With these malformed infected word, excel and other office documents that normally contain a vba macro virus, the vital thing is do not open any office document direct from your email client or the web. Always save the document to a safe location on your computer, normally your downloads folder or your documents folder and scan it with your antivirus. Many Antiviruses do not natively detect vba macro-viruses in real time protection and you need to enable document or office protection in the settings. Do not rely on your Anti-Virus to immediately detect the malware or malicious content. DO NOT enable editing mode or enable macros
All modern versions of word and other office programs, that is 2010, 2013, 2016 and 365, should open all Microsoft office documents that is word docs, excel files and PowerPoint etc that are downloaded from the web or received in an email automatically in “protected view” that stops any embedded malware or macros from being displayed and running. Make sure protected view is set in all office programs to protect you and your company from these sorts of attacks and do not over ride it to edit the document until you are 100% sure that it is a safe document. If the protected mode bar appears when opening the document DO NOT enable editing mode or enable macros the document will look blank or have a warning message, but will be safe.

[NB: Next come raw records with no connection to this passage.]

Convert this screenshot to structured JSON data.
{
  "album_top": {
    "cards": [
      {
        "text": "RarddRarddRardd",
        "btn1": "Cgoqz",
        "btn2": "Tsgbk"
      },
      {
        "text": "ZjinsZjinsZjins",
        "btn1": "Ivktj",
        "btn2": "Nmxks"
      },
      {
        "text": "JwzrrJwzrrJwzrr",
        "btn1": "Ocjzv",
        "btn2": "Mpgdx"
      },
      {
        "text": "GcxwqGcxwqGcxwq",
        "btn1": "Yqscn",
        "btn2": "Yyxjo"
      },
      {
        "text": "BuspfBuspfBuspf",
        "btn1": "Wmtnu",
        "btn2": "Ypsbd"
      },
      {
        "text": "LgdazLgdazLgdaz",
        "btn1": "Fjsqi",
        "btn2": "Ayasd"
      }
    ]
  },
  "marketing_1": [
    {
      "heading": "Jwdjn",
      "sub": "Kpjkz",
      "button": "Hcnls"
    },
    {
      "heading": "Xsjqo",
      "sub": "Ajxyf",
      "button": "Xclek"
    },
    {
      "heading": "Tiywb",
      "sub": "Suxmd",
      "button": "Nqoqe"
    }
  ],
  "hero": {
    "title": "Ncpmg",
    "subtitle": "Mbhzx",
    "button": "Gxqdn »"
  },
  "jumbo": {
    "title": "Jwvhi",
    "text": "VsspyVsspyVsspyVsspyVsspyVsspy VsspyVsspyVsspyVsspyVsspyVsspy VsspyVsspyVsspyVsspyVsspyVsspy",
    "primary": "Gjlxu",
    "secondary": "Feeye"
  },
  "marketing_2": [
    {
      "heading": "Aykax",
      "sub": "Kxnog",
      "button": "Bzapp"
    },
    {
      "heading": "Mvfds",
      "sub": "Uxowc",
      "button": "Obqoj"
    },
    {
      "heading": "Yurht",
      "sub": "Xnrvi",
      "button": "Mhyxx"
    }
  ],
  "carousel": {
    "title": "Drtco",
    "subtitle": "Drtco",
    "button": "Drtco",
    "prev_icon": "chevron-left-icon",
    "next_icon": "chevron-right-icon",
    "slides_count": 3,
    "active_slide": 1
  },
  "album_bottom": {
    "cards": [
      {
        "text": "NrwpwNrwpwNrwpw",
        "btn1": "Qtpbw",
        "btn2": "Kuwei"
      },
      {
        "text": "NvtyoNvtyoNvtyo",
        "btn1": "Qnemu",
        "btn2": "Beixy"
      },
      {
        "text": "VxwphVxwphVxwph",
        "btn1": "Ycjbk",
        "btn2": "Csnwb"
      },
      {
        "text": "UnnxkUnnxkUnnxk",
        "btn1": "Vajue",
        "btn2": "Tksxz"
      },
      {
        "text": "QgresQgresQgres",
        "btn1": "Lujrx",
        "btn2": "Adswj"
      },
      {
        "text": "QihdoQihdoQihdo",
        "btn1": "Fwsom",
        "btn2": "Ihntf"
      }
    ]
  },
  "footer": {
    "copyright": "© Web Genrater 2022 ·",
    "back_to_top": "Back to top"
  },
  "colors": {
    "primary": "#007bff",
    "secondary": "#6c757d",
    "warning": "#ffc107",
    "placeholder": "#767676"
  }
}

Be aware that there are a lot of dodgy word docs spreading that WILL infect you with no action from you if you are still using an out dated or vulnerable version of word. This is a good reason to update your office programs to a recent version and stop using office 2003 and 2007. Many of us have continued to use older versions of word and other office programs, because they are convenient, have the functions and settings we are used to and have never seen a need to update to the latest super-duper version. The risks in using older version are now seriously starting to outweigh the convenience, benefits and cost of keeping an old version going.
We strongly urge you to update your office software to the latest version and stop putting yourself at risk, using old out of date software.